Project 2: Local Feature Matching

Algorithms

This project focuses on the programming of a feature matching application, which can be split into three main components: interest point detection, feature descriptors, and feature matching.

Interest Point Detection

For interest point detection, I attempted an implementation of the Harris corner detector. The image is first convolved using the x- and y-derivatives of a gaussian filter to produce the intensity arrays for those directions. For each pixel, we then find the second moment matrix based on a window function where the window is as large as our desired feature size. Each matrix produces a "cornerness" value for that pixel, and after finding all of these values, the value matrix is scanned with a sliding window to search for local maxima. Non-maxima information is filtered out, as well as those maxima below a given threshold, and what remains is the set of interest points for our features.

% Threshold value
thresh = 2.5;
sigma = 11/6;
alpha = 0.05;

% Create derivative filters
dx = flip(fspecial('prewitt'))'; dy = dx';
g = fspecial('gaussian', 6*sigma, sigma);
gx = imfilter(g, dx);
gy = imfilter(g, dy);
g2 = fspecial('gaussian', 12*sigma, 2*sigma);

% Find image intensity in x and y directions, and multiplication of both
Ix = imfilter(image, gx);
Iy = imfilter(image, gy);
Ix2 = imfilter(Ix.^2, g2);
Iy2 = imfilter(Iy.^2, g2);
Ixy = imfilter(Ix.*Iy, g2);

R = zeros(size(image));
% For each pixel in the image that does not lie within feature_width of border,
for r=feature_width/2 + 1:size(image,1)-feature_width/2
    for c=feature_width/2 + 1:size(image,2)-feature_width/2
        % Get the window of intensities centered on the current pixel
        rs = r-feature_width/2:r+feature_width/2-1;
        cs = c-feature_width/2:c+feature_width/2-1;
        Ixs = Ix2(rs, cs);
        Iys = Iy2(rs, cs);
        Ixys = Ixy(rs, cs);
        % Find the second moment matrix and the cornerness scores
        M = [sum(Ixs(:)), sum(Ixys(:)); sum(Ixys(:)), sum(Iys(:))];
        R(r,c) = det(M) - alpha*trace(M)^2;
    end
end

% Find local maxima in the image
mx = colfilt(R, [feature_width feature_width], 'sliding', @max);
S = (R==mx)&(R>thresh);

% Find and return the coordinates of the found interest points
[y, x] = find(S);

Feature Descriptors

The next step of the algorithm is to create the feature descriptors that represent the features located at each of the interest points found. For this step, a SIFT-feature descriptor algorithm was used. For each interest point, we take the feature_width-sized frame centered on the point and find the gradient magnitudes and orientations for that window. A Gaussian falloff is applied to the magnitudes such that those pixels closer to the interest point carry more weight in the descriptor. The feature is then split into 16 cells, each a fourth of the feature width per dimension. For each of these cells, the gradient directions are sorted into 8 bins based on orientation, with weight equivalent to their weighted magnitudes. These 16 sets of 8 bins become the 128-value descriptor for the feature. In order to improve the descriptor, the values are additionally normalized, clamped to a maximum threshold of 0.2, and normalized again. Each value is also taken to a power of 0.6.
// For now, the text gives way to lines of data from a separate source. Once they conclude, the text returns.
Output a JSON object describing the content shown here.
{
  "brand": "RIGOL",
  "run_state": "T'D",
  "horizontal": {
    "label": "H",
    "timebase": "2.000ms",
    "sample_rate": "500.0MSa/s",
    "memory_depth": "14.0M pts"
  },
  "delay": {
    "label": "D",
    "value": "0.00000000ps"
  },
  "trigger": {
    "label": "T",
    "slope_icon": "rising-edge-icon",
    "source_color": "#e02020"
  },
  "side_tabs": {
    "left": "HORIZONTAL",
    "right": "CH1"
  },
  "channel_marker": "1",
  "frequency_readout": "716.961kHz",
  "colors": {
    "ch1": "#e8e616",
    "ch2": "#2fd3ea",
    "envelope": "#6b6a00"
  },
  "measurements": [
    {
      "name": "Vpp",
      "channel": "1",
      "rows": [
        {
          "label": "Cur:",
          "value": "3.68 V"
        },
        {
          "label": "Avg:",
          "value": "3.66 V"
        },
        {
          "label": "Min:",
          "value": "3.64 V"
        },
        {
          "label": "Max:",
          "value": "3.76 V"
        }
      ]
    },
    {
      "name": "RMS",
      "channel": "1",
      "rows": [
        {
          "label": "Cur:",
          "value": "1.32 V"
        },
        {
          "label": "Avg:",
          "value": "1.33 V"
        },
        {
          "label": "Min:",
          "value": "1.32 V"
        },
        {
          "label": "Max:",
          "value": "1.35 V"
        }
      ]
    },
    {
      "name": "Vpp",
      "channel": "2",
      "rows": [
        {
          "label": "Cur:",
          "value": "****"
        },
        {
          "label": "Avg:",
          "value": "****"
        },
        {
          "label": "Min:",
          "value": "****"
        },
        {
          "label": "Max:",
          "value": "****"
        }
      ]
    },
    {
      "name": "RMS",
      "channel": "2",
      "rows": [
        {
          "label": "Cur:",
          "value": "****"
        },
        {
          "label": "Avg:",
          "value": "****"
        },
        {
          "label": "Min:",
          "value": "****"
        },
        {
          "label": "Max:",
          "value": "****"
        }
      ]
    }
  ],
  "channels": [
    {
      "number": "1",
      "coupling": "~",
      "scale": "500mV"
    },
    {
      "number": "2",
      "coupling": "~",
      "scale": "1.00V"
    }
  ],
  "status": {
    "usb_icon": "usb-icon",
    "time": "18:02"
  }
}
% Initialize features array
num_bins = 8;
features = zeros(size(x,1), 16*num_bins);

% For each set of interest points,
for i=1:length(x)
    xi = round(x(i)); yi = round(y(i));
    % Find the feature_width square around the x-y pair
    A = image(yi-feature_width/2:yi+feature_width/2-1, xi-feature_width/2:xi+feature_width/2-1);
    % Apply Gaussian falloff to the square
    [Gmag, Gdir] = imgradient(A);
    B = imfilter(Gmag,fspecial('gaussian', feature_width, feature_width/2));
    % Analyze the grid in 16 feature_width/4-sized squares for histogram generation
    for j = 1:16
        r = mod(j-1, 4)*feature_width/4 + 1;
        c = floor((j-1)/4)*feature_width/4 + 1;
        rs = r:r+feature_width/4-1;
        cs = c:c+feature_width/4-1;
        Y = discretize(Gdir(rs, cs), -180:360/num_bins:180);
        C = B(rs, cs);
        for n=1:num_bins
            features(i, (j-1)*num_bins+n) = sum(sum(C(Y==n)));
        end
    end
    % Normalize, threshold, and normalize again
    features(i,:) = features(i,:)./sum(features(i,:));
    features(i, features(i,:)>0.2) = 0.2;
    features(i,:) = features(i,:)./sum(features(i,:));
    features(i,:) = features(i,:).^0.6;
end

Feature Matching

The final step is to match the feature descriptors against one another. This is implemented simply enough using a nearest-neighbor distance ratio test. For each feature from the first image, we check its Euclidean distance to every feature from the second feature to find its closest and second closest neighbor. The closest neighbor is considered its match, and its confidence score is based on the inverse of the ratio of the closest neighbor distance to the second-closest's distance. The top 100 matches are returned in the main body of the code.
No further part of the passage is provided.